Joy to the world

とある中小企業のしがない技術者でクリスチャンな人が書く日記。実はメビウス症候群当事者だったり、統合失調症のパートナーがいたりする。

知られない神への祭壇

実は、わたしが道を通りながら、あなたがたの拝むいろいろなものを、よく見ているうちに、『知られない神に』と刻まれた祭壇もあるのに気がついた。そこで、あなたがたが知らずに拝んでいるものを、いま知らせてあげよう。 この世界と、その中にある万物とを造った神は、天地の主であるのだから、手で造った宮などにはお住みにならない。また、何か不足でもしておるかのように、人の手によって仕えられる必要もない。神は、すべての人々に命と息と万物とを与え、また、ひとりの人から、あらゆる民族を造り出して、地の全面に住まわせ、それぞれに時代を区分し、国土の境界を定めて下さったのである。

使徒行伝17:23-26

背景

 この箇所は、パウロがアテネへ伝道したときの記事である。

アテネと言えば、プラトンソクラテスを排出した哲学・学問の中心地であると共に、その都市名がギリシャ神話に関係しているほど、偶像礼拝の中心地でもあった。

アレオパゴスの評議所というのは、当時のアテネを自治していた議会のことである。パウロははじめ、会堂(シナゴーグ)や広場でイエスを述べ伝えていたが、広場で会ったストア派エピクロス派の哲学者に連れてこられたのである。

彼らの原動力は、単なる知的興味であった。当時のローマ帝国における自由人は、奴隷が働くことによって収益を得ていたため、自分で汗水垂らして働く必要がなかった。

要するに、彼らはパウロの話を聴くということに対して、単なる暇つぶし程度にしか考えていなかったのである。

パウロのメッセージ

そんな彼らに対しても、パウロは至極まじめに福音を語った。彼はまず、町中にある偶像礼拝のための祭壇の一つに、「知られない神に」という祭壇があったという事を述べている。

ここから、彼は「その『知られない神』こそが、天地万物を創造された神なのである」と宣言したのである。

そればかりでなく、イエスの死と復活についても述べた

神は、義をもってこの世界をさばくためその日を定め、お選びになったかたによってそれをなし遂げようとされている。すなわち、このかたを死人の中からよみがえらせ、その確証をすべての人に示されたのである」。

使徒行伝17:31

ここから、パウロの福音に対する熱心さと、一人でも多くの人に福音を伝えるという使命感を感じる。

人々の反応

死人のよみがえりのことを聞くと、ある者たちはあざ笑い、またある者たちは、「この事については、いずれまた聞くことにする」と言った。

使徒行伝 17:32

パウロが一生懸命伝えた結果は、さんざんであった。死人のよみがえりを聞くと、ある人たちはあざ笑い、あるひとたちは「いずれまた聞くことにする」と言ったのである。

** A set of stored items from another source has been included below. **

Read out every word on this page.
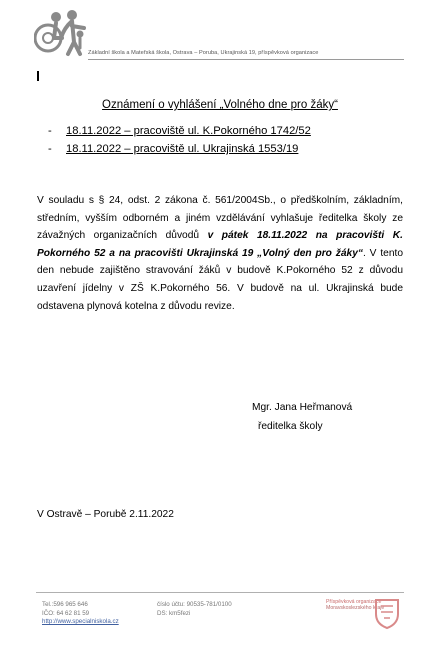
Základní škola a Mateřská škola, Ostrava – Poruba, Ukrajinská 19, příspěvková organizace
Oznámení o vyhlášení „Volného dne pro žáky“
- 18.11.2022 – pracoviště ul. K.Pokorného 1742/52
- 18.11.2022 – pracoviště ul. Ukrajinská 1553/19
V souladu s § 24, odst. 2 zákona č. 561/2004Sb., o předškolním, základním, středním, vyšším odborném a jiném vzdělávání vyhlašuje ředitelka školy ze závažných organizačních důvodů v pátek 18.11.2022 na pracovišti K. Pokorného 52 a na pracovišti Ukrajinská 19 „Volný den pro žáky“. V tento den nebude zajištěno stravování žáků v budově K.Pokorného 52 z důvodu uzavření jídelny v ZŠ K.Pokorného 56. V budově na ul. Ukrajinská bude odstavena plynová kotelna z důvodu revize.
Mgr. Jana Heřmanová
ředitelka školy
V Ostravě – Porubě 2.11.2022
Tel.:596 965 646
IČO: 64 62 81 59
http://www.specialniskola.cz
číslo účtu: 90535-781/0100
DS: km5fezi
Příspěvková organizace
Moravskoslezského kraje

私たちが福音を語ったときも、同じような反応を得るのではないだろうか。

日本では、「あざ笑う」ことはなくても、「いずれまた聞くことにする」という反応は、よくある反応である。

しかし、福音に「いずれまた」は無いのである。もしかしたら、これが信じるラストチャンスなのかもしれないのだから。

ローマ帝国は、この後キリスト教を迫害することになるが、それと同時に勢いも衰えていく。慌ててローマはキリスト教を国教化するが、すでに手遅れだったのである。

少数の「信じた者」

しかし、彼にしたがって信じた者も、幾人かあった。その中には、アレオパゴスの裁判人デオヌシオとダマリスという女、また、その他の人々もいた。

使徒行伝17:34

しかし、信じる少数の者もいた。いつの時代も、少ない数ではあるかもしれないが、神様はご自身を信じる人間を用意されているのである。

パウロは、時に意気消沈したかも知れない。それでも、この「信じた者」が、どれだけ彼の力になっただろうか。エリヤにとって、「バアルにひざをかがめなかった男子七千人」が励ましであったように。

私たちの選び

それでは、私たちはどうだろうか。イエスの死と復活を聞いて、私たちは「いずれまた聞くことにする」と言って曖昧にするのか、信じた少数の者になるのか。

今日、信じた少数の者になる決断をしようではないか。

神様は、その決断を必ずや祝福してくださる。